Considering only the angles from #0# to #2\pi#, the solutions are #\pi/4# and #{5\pi}/4#. Both solutions have a periodicity of #2\pi#.

Explanation:

Recall the definitions:

  • #sec(x)=1/\cos(x)#
  • #\tan(x)=\sin(x)/\cos(x)#

We can thus write #sec^2(x) + 2 \tan^2(x)# as

#1/\cos^2(x) + 2 \sin^2(x)/\cos^2(x)= {1+2\sin^2(x)}/{\cos^2(x)}#.

We want this expression to equal #4#, so we can multiply for #\cos^2(x)# and get

#{1+2\sin^2(x)}/{\cos^2(x)}=4 \iff 1+2\sin^2(x)=4\cos^2(x)#.
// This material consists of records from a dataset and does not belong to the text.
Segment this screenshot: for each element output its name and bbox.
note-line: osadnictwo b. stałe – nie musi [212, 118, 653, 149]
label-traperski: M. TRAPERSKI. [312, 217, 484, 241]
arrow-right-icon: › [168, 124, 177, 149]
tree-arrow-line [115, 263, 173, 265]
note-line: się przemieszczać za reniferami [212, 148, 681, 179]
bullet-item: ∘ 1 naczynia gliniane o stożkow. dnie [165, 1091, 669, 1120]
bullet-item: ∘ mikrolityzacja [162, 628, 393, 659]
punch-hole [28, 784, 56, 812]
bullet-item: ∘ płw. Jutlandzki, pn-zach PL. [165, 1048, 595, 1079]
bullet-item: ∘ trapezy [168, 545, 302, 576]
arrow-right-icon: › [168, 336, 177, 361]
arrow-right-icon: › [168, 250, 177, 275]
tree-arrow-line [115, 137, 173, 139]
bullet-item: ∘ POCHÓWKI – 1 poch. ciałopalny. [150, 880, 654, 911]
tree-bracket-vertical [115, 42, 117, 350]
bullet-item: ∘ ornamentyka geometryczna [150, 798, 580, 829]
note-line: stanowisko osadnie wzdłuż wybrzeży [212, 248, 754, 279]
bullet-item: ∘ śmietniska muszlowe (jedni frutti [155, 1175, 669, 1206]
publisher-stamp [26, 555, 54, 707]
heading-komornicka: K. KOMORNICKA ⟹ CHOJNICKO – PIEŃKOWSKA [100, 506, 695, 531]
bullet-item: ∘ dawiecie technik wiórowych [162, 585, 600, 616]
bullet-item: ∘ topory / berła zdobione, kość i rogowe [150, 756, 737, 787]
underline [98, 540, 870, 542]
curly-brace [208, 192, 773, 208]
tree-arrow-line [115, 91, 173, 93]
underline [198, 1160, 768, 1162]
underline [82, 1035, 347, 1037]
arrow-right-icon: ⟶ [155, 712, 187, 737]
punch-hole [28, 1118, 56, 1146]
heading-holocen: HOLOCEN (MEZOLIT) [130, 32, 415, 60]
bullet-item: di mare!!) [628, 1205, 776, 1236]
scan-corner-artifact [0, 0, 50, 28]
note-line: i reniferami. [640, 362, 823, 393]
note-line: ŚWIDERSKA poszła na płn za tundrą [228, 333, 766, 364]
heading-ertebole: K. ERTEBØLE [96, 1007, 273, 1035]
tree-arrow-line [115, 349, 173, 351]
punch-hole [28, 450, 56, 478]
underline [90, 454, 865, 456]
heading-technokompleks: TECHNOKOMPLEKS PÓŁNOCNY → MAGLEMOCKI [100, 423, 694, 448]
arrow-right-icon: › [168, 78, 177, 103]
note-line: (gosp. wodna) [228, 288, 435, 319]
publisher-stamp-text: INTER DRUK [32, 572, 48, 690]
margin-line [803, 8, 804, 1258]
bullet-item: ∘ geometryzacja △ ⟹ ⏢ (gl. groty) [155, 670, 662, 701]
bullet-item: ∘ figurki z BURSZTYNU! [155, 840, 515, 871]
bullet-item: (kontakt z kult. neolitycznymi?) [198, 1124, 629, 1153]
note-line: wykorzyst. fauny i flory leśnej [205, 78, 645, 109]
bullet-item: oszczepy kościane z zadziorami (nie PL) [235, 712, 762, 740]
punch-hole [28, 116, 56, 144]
Subtracting #\cos^2(x)# from both sides, we have

#1-\cos^2(x) +2\sin^2(x)=3\cos^2(x)#,

and since #1-\cos^2(x)# equals #\sin^2(x)#, the expression becomes

#3\sin^2(x)=3\cos^2(x)#.

Dividing the whole expression by the right member, we have

#{3\sin^2(x)}/{3\cos^2(x)}=1#. Canceling the #3#'s out, and recalling again that #\tan(x)=\sin(x)/\cos(x)#, we finally find out that the previous equation is the same as

#\tan^2(x)=1#, which is verified (considering only the angles between #0# and #2\pi#) when #\tan(x)=1#, i.e. when #x=\pi/4#, and when #\tan(x)=-1#, i.e. when #x={5\pi}/4#